12. It is not elicited by the evidence of PW5 as to what was the nature of the hymen that was found intact in the person of the prosecutrix. Though it may be true that the rupture of the hymen may not occur in all cases of sexual intercourse, but it is the burden of the prosecution to extract from the medical examiner examining a rape victim, that the nature of the hymen was such that it could remain intact despite there being intercourse with the girl on several occasions within a period of 15 to 20 days. The medical examiner has merely mentioned that there were no signs of recent sexual intercourse which is inadequate to establish that sexual intercourse took place before that at all.
13. The appellant State relied upon the case of
# Madan Gopal Kakkad v. Naval Dubey, (1992) 3 SCC 204
wherein this Court has held that even the slightest penetration of penis into vagina without rupturing the hymen would constitute rape. The appellant contended that the fact that the hymen of the prosecutrix was not ruptured does not lead to the inference that there was no sexual intercourse. But we do not find any weight in this submission as there is no medical evidence even to suggest the slightest of penetration.
14. Learned counsel for the respondent relied upon the case of
# Radhu v. State of M.P., (2007) 12 SCC 57
wherein this Court had laid down the principle that a conviction of rape can be based on the uncorroborated testimony of the prosecutrix and even the absence of injuries on the private parts of the victim will not falsify the case of rape, but at the same time, the Courts must bear in mind that the question whether there was rape or not would depend ultimately on the facts and circumstances of each case.
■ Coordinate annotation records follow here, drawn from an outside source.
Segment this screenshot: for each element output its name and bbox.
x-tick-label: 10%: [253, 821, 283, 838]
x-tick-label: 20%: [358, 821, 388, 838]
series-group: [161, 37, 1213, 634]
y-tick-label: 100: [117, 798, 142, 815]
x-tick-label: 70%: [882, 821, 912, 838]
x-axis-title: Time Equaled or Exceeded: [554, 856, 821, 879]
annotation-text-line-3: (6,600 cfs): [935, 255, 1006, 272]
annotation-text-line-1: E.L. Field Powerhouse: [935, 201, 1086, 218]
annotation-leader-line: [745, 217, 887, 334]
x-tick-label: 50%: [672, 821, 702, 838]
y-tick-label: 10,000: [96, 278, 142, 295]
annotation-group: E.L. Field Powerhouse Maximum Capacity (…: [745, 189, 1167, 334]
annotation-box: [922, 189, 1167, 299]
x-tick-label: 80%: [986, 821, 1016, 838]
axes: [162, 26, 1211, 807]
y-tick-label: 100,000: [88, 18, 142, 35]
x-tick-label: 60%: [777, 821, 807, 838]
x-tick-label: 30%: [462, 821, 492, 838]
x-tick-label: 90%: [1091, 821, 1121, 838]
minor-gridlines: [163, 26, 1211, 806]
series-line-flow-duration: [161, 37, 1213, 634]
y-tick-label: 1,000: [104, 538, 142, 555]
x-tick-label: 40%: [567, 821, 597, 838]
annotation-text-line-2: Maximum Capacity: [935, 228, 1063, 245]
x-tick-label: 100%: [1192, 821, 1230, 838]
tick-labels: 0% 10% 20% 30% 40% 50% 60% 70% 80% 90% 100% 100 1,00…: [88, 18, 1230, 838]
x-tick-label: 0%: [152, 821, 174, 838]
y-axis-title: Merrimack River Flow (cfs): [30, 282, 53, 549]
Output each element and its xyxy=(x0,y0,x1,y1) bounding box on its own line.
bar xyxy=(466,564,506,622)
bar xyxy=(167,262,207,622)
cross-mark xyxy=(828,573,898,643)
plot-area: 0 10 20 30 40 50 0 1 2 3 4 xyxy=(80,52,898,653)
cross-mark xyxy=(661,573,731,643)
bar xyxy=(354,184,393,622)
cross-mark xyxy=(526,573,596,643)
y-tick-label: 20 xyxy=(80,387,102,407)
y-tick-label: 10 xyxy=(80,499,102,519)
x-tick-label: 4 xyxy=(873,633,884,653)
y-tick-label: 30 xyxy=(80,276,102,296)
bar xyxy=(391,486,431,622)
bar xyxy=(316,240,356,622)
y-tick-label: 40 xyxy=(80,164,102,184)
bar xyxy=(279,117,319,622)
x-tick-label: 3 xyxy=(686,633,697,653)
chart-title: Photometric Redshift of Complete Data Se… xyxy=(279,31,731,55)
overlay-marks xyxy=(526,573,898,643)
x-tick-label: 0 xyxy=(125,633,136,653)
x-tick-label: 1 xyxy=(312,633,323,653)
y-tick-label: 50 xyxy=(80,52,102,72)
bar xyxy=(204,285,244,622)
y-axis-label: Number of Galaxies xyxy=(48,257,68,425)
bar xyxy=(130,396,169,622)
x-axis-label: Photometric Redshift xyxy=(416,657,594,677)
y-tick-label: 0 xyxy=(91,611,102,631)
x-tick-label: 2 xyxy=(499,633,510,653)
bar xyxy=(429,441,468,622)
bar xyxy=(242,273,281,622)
15. Learned counsel for the respondent further relied upon
# Mohd. Ali v. State of U.P., (2015) 7 SCC 272
wherein this Court recently held as follows:
“30. True it is, the grammar of law permits that the testimony of a prosecutrix can be accepted without any corroboration without material particulars, for she has to be placed on a higher pedestal than an injured witness, but, a pregnant one, when a court, on studied scrutiny of the evidence finds it difficult to accept the version of the prosecutrix, because it is not unreproachable, there is requirement for search of such direct or circumstantial evidence which would lend assurance to her testimony…”
16. In the present case, the gaps in the evidences of the prosecutrix and the medical officer make it highly improbable that sexual intercourse took place. It would be erroneous to rely upon such discrepant testimonies and convict the accused. It can thus be stated with certitude that the solitary evidence of the prosecutrix, in absence of any corroboration by the medical evidence, is not of such quality which can be relied upon. The accused-respondent is, therefore, entitled to benefit of doubt.
17. Thus, in the light of the above discussion, we are of the view that the present appeal is devoid of merits, and we find no grounds to interfere with the judgment passed by the High Court. The appeal is, accordingly, dismissed.